Random Quote

“Always tell the truth. Then you don't have to remember anything.”
by Mark Twain Roughin' it

The third week begins

Wednesday 10 August 2011

On site: Keith Fitzpatrick-Matthews, Caoimhín Ó Coileáin, Siân O’Neill, Mark Perks, David Sims, Mervyn Evans, Oscar Farley, Lisa Waldock, Maddy Turner, Karen Price, Sarah Saxe, Nick Smith, Greg Ford, Sid Rowe, Nigel Harper-Scott, Tony Driscoll, Christina Farley, William Peters, Christl Squires, Helen Gillespie, Jackie Iredale

Weather: overcast, sunny spells, dry with a light breeze; more sunny spells by late morning, with the wind speed picking up

Arrived early and wandered across to site to check it was secure. We’ve never had issues before, but a visitor to the site on Sunday did say she’d seen detectorists lower down in the field a few weeks ago (Letchworth Garden City Heritage Foundation does not permit the use of metal detectors on its land); there was nothing wrong. Perhaps I’m being over-cautious following the last four nights of rioting and looting across England!

Finds processing

Finds processing© Christl Squires

We may have a slightly larger team some days this week, which will be very useful, as we’ll be reaching the halfway point of the excavation on Friday. We are making the right sort of progress, although I really want to see all of (35) removed so that we can define the outer ditch at the west end of Trench I. The excavation of the inner ditch is proceeding well; given the angle of slope to its sides, we ought to bottom it this week.

We had a visit by Gil Burleigh around mid morning. He found the site much easier to understand than last year, now that discrete elements such as the bank and inner ditch are clearly visible. By the Open Day on 27 August, there ought to be a great deal more to see.

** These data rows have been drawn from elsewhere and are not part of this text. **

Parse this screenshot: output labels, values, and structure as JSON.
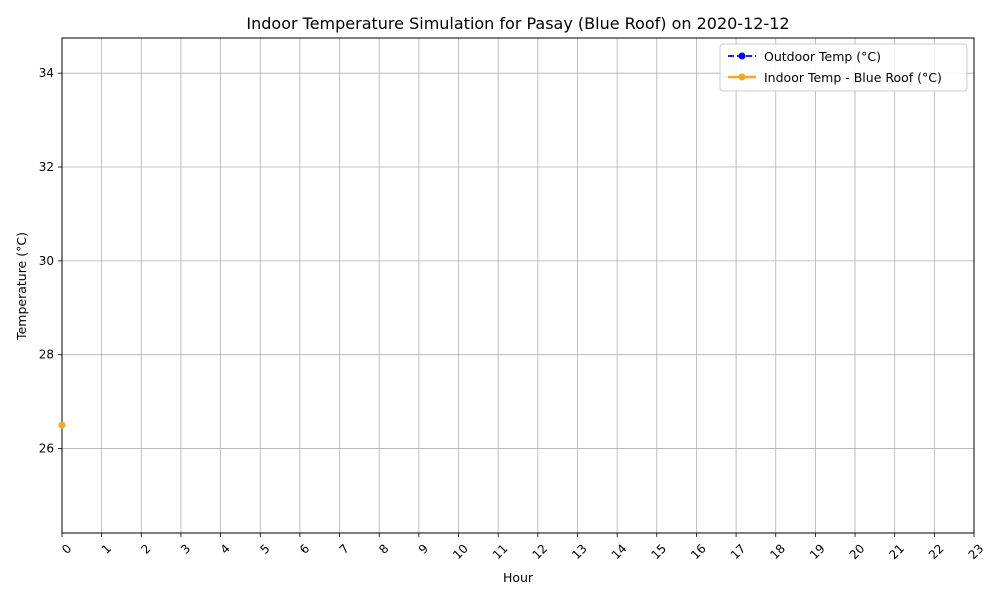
{
  "chart_data": {
    "type": "line",
    "title": "Indoor Temperature Simulation for Pasay (Blue Roof) on 2020-12-12",
    "xlabel": "Hour",
    "ylabel": "Temperature (°C)",
    "x_ticks": [
      "0",
      "1",
      "2",
      "3",
      "4",
      "5",
      "6",
      "7",
      "8",
      "9",
      "10",
      "11",
      "12",
      "13",
      "14",
      "15",
      "16",
      "17",
      "18",
      "19",
      "20",
      "21",
      "22",
      "23"
    ],
    "xlim": [
      0,
      23
    ],
    "y_ticks": [
      "26",
      "28",
      "30",
      "32",
      "34"
    ],
    "ylim": [
      24.2,
      34.75
    ],
    "grid": true,
    "legend_position": "top-right",
    "series": [
      {
        "name": "Outdoor Temp (°C)",
        "color": "#0000ff",
        "line_style": "dashed",
        "marker": "circle",
        "points": []
      },
      {
        "name": "Indoor Temp - Blue Roof (°C)",
        "color": "#f5a623",
        "line_style": "solid",
        "marker": "circle",
        "points": [
          {
            "x": 0,
            "y": 26.5
          }
        ]
      }
    ]
  }
}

Blogging on the first day of the working week always presents me with a real challenge. As well as feeling like a Monday morning, when I can’t always remember precisely what I was working on before the weekend, there is also the fact that other people feel the same way. There is also little continuity between the people who are available on Sundays and those who come in on Wednesdays.

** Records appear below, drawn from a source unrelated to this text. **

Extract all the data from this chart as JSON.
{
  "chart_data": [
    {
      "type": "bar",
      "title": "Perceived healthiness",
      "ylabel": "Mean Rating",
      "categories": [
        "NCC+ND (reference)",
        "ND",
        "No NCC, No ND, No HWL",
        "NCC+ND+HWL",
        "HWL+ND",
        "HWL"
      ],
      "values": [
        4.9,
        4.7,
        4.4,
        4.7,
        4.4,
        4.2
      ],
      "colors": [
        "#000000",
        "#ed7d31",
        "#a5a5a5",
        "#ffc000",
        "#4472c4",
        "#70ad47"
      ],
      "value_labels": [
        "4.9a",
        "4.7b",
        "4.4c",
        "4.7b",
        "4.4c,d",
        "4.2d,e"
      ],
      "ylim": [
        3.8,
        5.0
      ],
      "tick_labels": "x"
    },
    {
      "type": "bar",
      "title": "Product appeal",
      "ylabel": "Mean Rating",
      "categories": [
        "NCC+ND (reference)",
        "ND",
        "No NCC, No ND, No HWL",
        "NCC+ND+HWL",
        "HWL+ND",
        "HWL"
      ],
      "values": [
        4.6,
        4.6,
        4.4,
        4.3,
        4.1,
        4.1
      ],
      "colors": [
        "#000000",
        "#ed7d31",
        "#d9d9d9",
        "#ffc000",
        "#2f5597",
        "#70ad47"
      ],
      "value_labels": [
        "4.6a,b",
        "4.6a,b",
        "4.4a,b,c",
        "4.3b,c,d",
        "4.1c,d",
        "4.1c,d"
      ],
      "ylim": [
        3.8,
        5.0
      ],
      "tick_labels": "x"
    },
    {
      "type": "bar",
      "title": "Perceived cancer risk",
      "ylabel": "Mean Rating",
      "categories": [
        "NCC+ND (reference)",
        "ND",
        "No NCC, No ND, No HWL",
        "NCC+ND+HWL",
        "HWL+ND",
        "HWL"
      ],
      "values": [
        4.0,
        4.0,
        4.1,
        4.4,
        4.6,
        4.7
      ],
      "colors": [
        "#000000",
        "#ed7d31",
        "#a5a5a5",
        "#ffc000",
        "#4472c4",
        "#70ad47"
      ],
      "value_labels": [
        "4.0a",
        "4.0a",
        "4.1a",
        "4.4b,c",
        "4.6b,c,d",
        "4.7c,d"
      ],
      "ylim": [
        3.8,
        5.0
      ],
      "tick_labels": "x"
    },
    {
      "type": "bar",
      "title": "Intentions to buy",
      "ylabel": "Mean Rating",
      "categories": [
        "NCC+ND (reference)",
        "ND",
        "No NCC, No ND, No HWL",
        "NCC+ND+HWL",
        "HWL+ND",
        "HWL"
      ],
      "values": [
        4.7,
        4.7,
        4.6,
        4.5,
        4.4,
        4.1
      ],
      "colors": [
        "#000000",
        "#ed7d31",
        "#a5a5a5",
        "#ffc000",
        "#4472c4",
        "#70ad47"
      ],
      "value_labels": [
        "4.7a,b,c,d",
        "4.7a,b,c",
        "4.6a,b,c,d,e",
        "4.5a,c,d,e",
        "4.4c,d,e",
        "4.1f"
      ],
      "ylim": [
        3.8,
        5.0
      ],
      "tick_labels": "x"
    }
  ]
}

There is now a potsherd from the inner ditch, the first to be found in its fills. It looks to me to be very much more Bronze Age in character than anything else I’ve seen so far from the henge deposits, which is good, as this is the latest surviving phase of its use. This is pushing use of the site into the later third millennium BC and will be interesting to compare with the radiocarbon dates from the animal bone (when we get them).

Burnished black potsherd

A sherd of sandy, hard fired, burnished pottery of Neolithic date

It feels like a fairly uneventful day; presumably, this is because all the systems are working smoothly now. Finds recording would benefit from the use of an EDM (I suspect that it could result in an increase of speed of up to ten times), while an on-line recording system using a 3G mobile ’phone or tablet PC would speed up post-excavation processes. I also feel that there are still issues integrating the excavation of finds with their subsequent processing. As the wind is becoming more gusty, there is an increased risk of losing finds, records and even bits of equipment. We do need to be vigilant and this is where a site office would be very useful.

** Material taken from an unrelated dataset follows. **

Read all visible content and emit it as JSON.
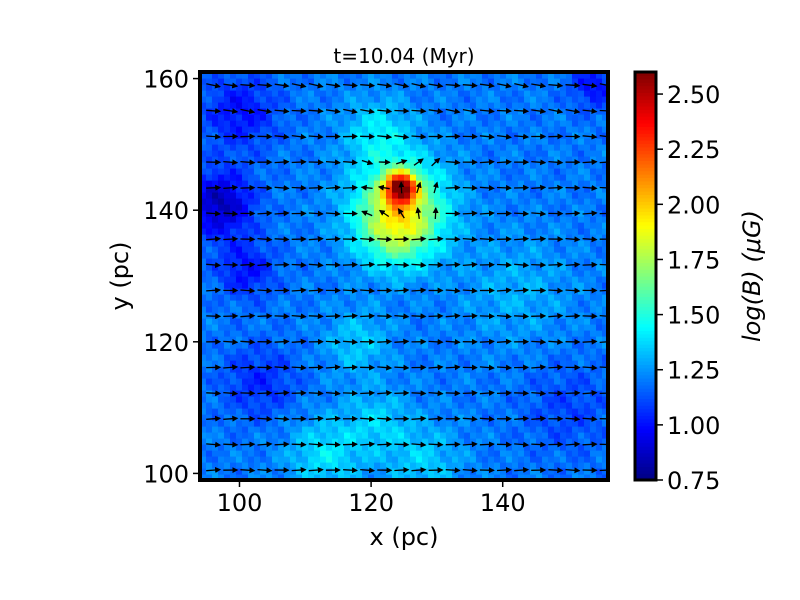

A small glass bead has turned up in (75), the colluvium deposit in Tr IV, which looks to be an early medieval (or conceivably Late Roman) type. It appears to be bluish, but I think that is largely a result of oxidisation. The bead is so small that it’s unlikely to be in situ and could easily have fallen through a worm hole (and not the sort that derives from rips in the space/time continuum). Another non-prehistoric find was made earlier, by Gil, who spotted a Roman bronze coin (late third or fourth century) on the spoilheap at the east end of Trench I. Not exactly the sort of find I want, but it all adds to the overall picture of Romano-British activity in the countryside around Baldock.